La peine : 14 ans de réclusion criminelle. Une peine lourde. Exemplaire. Le juge a ajouté : « La Cour a tenu compte des violences subies par votre mari, mais elle ne peut ignorer votre rôle actif dans l’endoctrinement de votre fils et votre adhésion, au moins initiale, au projet. »
14 ans. Je sortirai quand Léo aura 27 ans. Quand Aya en aura 15. Je vais rater leur enfance, leur adolescence. Je vais tout rater. C’est le prix. C’est le prix pour avoir été aveugle.
La Renaissance de Léo
Mais cette histoire n’est pas que la mienne. C’est surtout celle de Léo. Et c’est là que réside la seule lumière de ce récit.
Léo a été confié à son père biologique, Marc. Marc, que j’avais quitté pour Karim. Marc, qui a remué ciel et terre pendant trois ans, qui a collé des affiches, qui a harcelé le Ministère des Affaires Étrangères. Marc est un héros discret. Il a accueilli cet enfant brisé, cet enfant qui parlait arabe, qui faisait la prière cinq fois par jour par réflexe, qui sursautait au moindre claquement de porte.
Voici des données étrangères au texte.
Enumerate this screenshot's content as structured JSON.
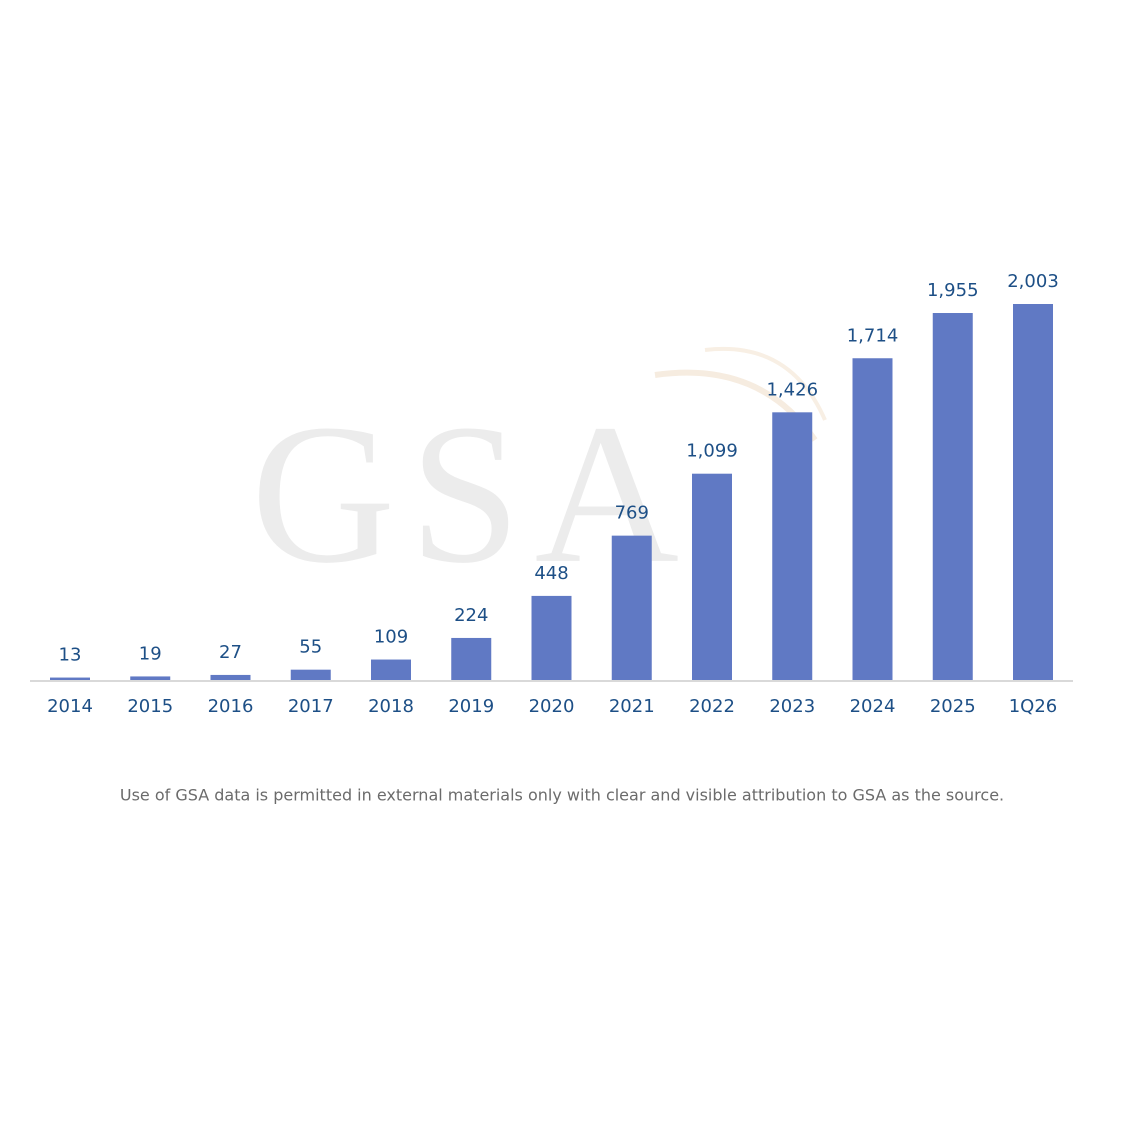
{
  "chart_data": {
    "type": "bar",
    "watermark": "GSA",
    "categories": [
      "2014",
      "2015",
      "2016",
      "2017",
      "2018",
      "2019",
      "2020",
      "2021",
      "2022",
      "2023",
      "2024",
      "2025",
      "1Q26"
    ],
    "values": [
      13,
      19,
      27,
      55,
      109,
      224,
      448,
      769,
      1099,
      1426,
      1714,
      1955,
      2003
    ],
    "value_labels": [
      "13",
      "19",
      "27",
      "55",
      "109",
      "224",
      "448",
      "769",
      "1,099",
      "1,426",
      "1,714",
      "1,955",
      "2,003"
    ],
    "color": "#6079c4",
    "footnote": "Use of GSA data is permitted in external materials only with clear and visible attribution to GSA as the source."
  }
}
J’ai reçu des nouvelles par les services sociaux. Les débuts ont été terribles. Léo était violent. Il cassait tout. Il cachait de la nourriture sous son lit. Il cherchait des ennemis partout. Il a fallu des mois de thérapie. Des mois de patience infinie de la part de son père.
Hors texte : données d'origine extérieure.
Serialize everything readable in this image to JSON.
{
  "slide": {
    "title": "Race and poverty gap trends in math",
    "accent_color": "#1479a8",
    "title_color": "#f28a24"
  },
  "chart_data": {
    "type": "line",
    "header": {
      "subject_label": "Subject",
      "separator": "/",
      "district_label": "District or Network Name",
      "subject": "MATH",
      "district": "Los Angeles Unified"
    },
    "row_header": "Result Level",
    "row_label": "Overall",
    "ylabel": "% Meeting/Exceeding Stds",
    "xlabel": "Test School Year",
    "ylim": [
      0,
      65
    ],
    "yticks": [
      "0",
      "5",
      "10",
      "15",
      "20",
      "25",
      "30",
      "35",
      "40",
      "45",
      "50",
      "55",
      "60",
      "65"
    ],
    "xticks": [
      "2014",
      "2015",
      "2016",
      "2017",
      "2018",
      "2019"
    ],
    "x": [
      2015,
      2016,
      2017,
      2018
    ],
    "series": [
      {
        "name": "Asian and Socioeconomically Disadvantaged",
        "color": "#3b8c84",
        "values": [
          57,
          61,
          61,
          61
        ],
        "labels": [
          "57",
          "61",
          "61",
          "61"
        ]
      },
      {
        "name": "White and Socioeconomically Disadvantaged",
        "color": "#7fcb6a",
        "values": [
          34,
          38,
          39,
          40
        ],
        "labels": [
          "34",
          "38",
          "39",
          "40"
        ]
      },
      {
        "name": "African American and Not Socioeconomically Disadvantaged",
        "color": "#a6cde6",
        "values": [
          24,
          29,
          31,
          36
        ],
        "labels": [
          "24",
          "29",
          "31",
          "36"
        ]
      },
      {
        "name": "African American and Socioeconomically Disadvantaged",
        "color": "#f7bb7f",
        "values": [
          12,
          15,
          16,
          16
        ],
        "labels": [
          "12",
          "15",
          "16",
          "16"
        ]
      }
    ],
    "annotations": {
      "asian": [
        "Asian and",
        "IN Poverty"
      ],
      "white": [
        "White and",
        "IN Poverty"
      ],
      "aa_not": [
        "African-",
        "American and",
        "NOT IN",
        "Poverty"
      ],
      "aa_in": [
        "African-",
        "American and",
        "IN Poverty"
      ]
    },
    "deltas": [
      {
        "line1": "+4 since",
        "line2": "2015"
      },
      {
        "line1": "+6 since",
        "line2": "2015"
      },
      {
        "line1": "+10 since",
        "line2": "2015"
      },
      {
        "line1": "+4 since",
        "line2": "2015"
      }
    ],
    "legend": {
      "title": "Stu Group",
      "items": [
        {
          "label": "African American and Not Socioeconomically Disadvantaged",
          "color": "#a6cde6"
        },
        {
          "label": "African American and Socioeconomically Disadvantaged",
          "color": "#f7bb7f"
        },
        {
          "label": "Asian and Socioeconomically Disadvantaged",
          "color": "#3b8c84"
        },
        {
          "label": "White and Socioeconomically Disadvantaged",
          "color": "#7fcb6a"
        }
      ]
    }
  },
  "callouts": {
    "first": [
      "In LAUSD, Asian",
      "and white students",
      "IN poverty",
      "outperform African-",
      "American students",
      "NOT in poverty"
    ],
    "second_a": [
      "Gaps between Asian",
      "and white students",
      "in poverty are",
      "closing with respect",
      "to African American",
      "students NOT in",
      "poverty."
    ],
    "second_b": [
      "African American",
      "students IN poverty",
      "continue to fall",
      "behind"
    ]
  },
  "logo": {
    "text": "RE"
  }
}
Un jour, l’éducatrice m’a apporté une photo dans ma cellule. C’était Léo. Il était dans un parc. Il souriait. Un vrai sourire, qui atteignait ses yeux. Il était sur un vélo. Pas n’importe quel vélo. Un vélo vert fluo, avec une tête de T-Rex sur le guidon. Un “vélo dinosaure”. L’éducatrice m’a dit : « Il a demandé ce vélo. Il a dit que c’était le vélo qu’il voulait quand il avait 10 ans, avant de partir. Il rattrape le temps perdu, Sophie. Il redevient un enfant. »
J’ai serré cette photo contre mon cœur. J’ai pleuré de soulagement. D*ech n’avait pas gagné. Ils n’avaient pas réussi à tuer l’innocence en lui. Elle était juste enfouie sous les décombres, et Marc l’aidait à la déterrer.
Aujourd’hui, Léo va au collège. Il est bon en maths. Il ne parle jamais de la Syrie à ses copains. Il veut être ingénieur, pour construire des ponts. « Pour que les gens puissent partir quand ils veulent, » a-t-il dit à son psy.
Épilogue : Lettre d’une Cellule
Je suis toujours à Fleury-Mérogis. Il me reste encore de longues années à tirer. Je travaille à l’atelier de la prison. Je couds des uniformes. C’est ironique, non ? Je vois Aya une fois par mois, au parloir, pour une heure. Elle m’appelle “Madame Sophie”. Elle ne sait pas vraiment qui je suis. Sa mère d’accueil est sa “maman”. Ça me brise le cœur, mais c’est mieux ainsi. Elle est en sécurité. Elle est heureuse.
Léo… Léo ne vient pas. Il a le droit, mais il ne veut pas. Je ne lui en veux pas. Il a besoin de couper le cordon avec l’horreur pour avancer. Je lui écris des lettres que je ne poste pas. Je lui raconte que je suis désolée. Qu’il est la meilleure chose que j’aie jamais faite, et que ma plus grande erreur a été de croire que je pouvais lui offrir une meilleure vie ailleurs.
Si vous lisez ceci, ne jugez pas trop vite. Le mal ne se présente pas toujours avec des cornes et une fourche. Parfois, il a le visage d’un prince charmant qui vous promet des vacances au soleil. Parfois, il se cache dans notre propre besoin d’être aimé, d’être spécial.
J’ai tout perdu. Ma liberté, mon honneur, mes enfants. Mais ils sont vivants. Léo fait du vélo dinosaure sous la pluie de Nantes. Aya apprend à lire. Et quelque part, dans cette prison de béton, savoir qu’ils respirent l’air libre est ma seule rédemption.
Je m’appelle Sophie. J’étais la femme d’un monstre. Aujourd’hui, je ne suis plus que le fantôme d’une mère, qui expie ses fautes en espérant, un jour, peut-être, obtenir le pardon de son fils.